Pelatihan bertajuk Peningkatan Keterampilan Kelompok PKK Kelurahan Pattapang melalui Pengolahan Daun Eucalyptus Berbasis Potensi Lokal Menjadi Balsam Stick dilaksanakan di Kantor Kelurahan Pattapang. Program ini menjadi bagian dari implementasi tridarma perguruan tinggi melalui kegiatan pengabdian kepada masyarakat yang berorientasi pada pemberdayaan ekonomi berbasis sumber daya lokal.
Lurah Pattapang, Alimin, S.E., mengapresiasi Universitas Muhammadiyah Bulukumba yang memilih wilayahnya sebagai lokasi pelaksanaan program. Menurutnya, pelatihan tersebut membuka peluang bagi masyarakat, khususnya Kelompok PKK, untuk memanfaatkan tanaman eucalyptus yang melimpah menjadi produk yang memiliki nilai tambah dan berpotensi meningkatkan pendapatan keluarga.
Dekan Fakultas Sains dan Teknologi Universitas Muhammadiyah Bulukumba, Ardianto, S.Pd., M.Pd., yang membuka kegiatan secara resmi, menegaskan bahwa perguruan tinggi memiliki tanggung jawab menghadirkan solusi atas kebutuhan masyarakat melalui kegiatan pengabdian. Ia berharap pelatihan tersebut mampu melahirkan produk unggulan berbasis potensi lokal yang memiliki daya saing dan mendukung pertumbuhan usaha mikro di Kelurahan Pattapang.

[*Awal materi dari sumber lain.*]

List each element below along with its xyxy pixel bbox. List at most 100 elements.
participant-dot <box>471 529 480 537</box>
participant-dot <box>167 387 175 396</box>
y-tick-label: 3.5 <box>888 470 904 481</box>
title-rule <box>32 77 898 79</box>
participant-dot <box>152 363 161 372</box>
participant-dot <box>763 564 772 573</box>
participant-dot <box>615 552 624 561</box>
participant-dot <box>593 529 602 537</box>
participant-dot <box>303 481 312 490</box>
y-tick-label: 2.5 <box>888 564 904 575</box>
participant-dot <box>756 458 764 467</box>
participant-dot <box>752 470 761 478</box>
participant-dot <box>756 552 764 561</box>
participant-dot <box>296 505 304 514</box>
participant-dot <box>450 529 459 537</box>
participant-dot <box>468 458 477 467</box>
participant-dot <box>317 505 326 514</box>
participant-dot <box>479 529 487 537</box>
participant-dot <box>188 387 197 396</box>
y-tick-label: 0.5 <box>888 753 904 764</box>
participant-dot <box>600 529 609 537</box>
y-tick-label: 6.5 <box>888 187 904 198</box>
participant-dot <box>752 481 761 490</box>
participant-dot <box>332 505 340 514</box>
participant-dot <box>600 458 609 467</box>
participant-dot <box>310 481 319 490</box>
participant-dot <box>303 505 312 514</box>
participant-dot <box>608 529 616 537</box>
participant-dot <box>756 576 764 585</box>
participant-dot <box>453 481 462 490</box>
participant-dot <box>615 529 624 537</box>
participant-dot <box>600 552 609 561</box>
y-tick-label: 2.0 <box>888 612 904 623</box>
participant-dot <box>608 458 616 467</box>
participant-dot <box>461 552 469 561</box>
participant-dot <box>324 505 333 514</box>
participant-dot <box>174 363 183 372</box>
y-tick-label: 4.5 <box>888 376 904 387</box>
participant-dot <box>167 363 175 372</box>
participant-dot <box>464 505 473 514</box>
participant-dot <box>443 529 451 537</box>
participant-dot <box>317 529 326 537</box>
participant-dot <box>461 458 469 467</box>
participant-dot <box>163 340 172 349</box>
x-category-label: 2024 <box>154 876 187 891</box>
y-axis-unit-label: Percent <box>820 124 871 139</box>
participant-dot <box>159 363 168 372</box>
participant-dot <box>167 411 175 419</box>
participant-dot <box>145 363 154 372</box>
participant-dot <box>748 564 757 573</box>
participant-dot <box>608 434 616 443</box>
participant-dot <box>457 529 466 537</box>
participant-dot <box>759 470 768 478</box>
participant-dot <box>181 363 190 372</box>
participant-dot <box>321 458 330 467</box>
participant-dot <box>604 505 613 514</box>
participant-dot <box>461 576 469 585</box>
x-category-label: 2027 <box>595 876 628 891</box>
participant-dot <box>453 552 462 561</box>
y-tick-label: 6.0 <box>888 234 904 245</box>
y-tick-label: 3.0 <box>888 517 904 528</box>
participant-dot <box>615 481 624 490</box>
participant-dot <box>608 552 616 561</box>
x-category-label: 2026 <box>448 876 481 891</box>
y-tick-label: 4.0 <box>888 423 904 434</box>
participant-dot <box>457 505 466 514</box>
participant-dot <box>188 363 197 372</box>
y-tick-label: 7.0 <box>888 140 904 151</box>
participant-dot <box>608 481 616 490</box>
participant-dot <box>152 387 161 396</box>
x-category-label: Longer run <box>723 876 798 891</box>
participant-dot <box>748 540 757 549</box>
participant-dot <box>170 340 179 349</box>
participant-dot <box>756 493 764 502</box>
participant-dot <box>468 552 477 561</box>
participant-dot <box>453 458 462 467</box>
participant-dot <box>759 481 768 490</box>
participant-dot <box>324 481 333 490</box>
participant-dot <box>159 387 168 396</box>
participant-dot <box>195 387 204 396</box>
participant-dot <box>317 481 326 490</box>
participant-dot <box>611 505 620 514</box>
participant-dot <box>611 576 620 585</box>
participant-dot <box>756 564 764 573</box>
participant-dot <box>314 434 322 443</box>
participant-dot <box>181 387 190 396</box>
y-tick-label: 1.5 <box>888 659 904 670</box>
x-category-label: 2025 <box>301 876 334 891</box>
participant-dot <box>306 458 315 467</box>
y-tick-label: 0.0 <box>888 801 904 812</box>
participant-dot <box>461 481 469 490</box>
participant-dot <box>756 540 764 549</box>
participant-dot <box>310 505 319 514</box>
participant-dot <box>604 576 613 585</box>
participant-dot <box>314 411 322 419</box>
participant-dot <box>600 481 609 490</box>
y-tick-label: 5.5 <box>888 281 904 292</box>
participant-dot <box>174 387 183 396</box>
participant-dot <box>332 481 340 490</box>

Ketua Tim Pelaksana, Iin Indriani, S.Pd., M.Si., mengatakan daun eucalyptus yang banyak tumbuh di kawasan Malino menyimpan potensi besar untuk dikembangkan menjadi produk herbal bernilai jual. Karena itu, peserta dibekali pengetahuan dan keterampilan agar mampu menghasilkan balsam stick berkualitas yang siap dipasarkan.
Pelatihan menghadirkan tiga materi utama, yakni teknik penyulingan minyak atsiri eucalyptus yang disampaikan Iin Indriani, S.Pd., M.Si., pembuatan balsam stick oleh A. Nur Fitriani, S.Si., M.Si., serta pengemasan dan pelabelan produk oleh Harianto, S.E., M.M. Untuk mengukur efektivitas pelatihan, peserta mengikuti pre-test dan post-test, sekaligus menerima bantuan peralatan sebagai dukungan bagi keberlanjutan program.
Selama kegiatan berlangsung, peserta mengikuti praktik mulai dari proses penyulingan minyak atsiri, pembuatan balsam stick, hingga teknik pengemasan produk yang menarik dan siap dipasarkan. Tim pengabdian juga memberikan pembekalan mengenai strategi pemasaran agar produk tidak hanya dimanfaatkan untuk kebutuhan rumah tangga, tetapi juga dapat dikembangkan menjadi produk UMKM dan oleh-oleh khas daerah.
Melalui program ini, Universitas Muhammadiyah Bulukumba berharap Kelompok PKK Kelurahan Pattapang mampu mengembangkan usaha berbasis potensi lokal secara mandiri. Inisiatif tersebut diharapkan dapat meningkatkan pendapatan keluarga sekaligus memperkuat pemberdayaan ekonomi masyarakat melalui inovasi produk herbal berbasis kearifan lokal.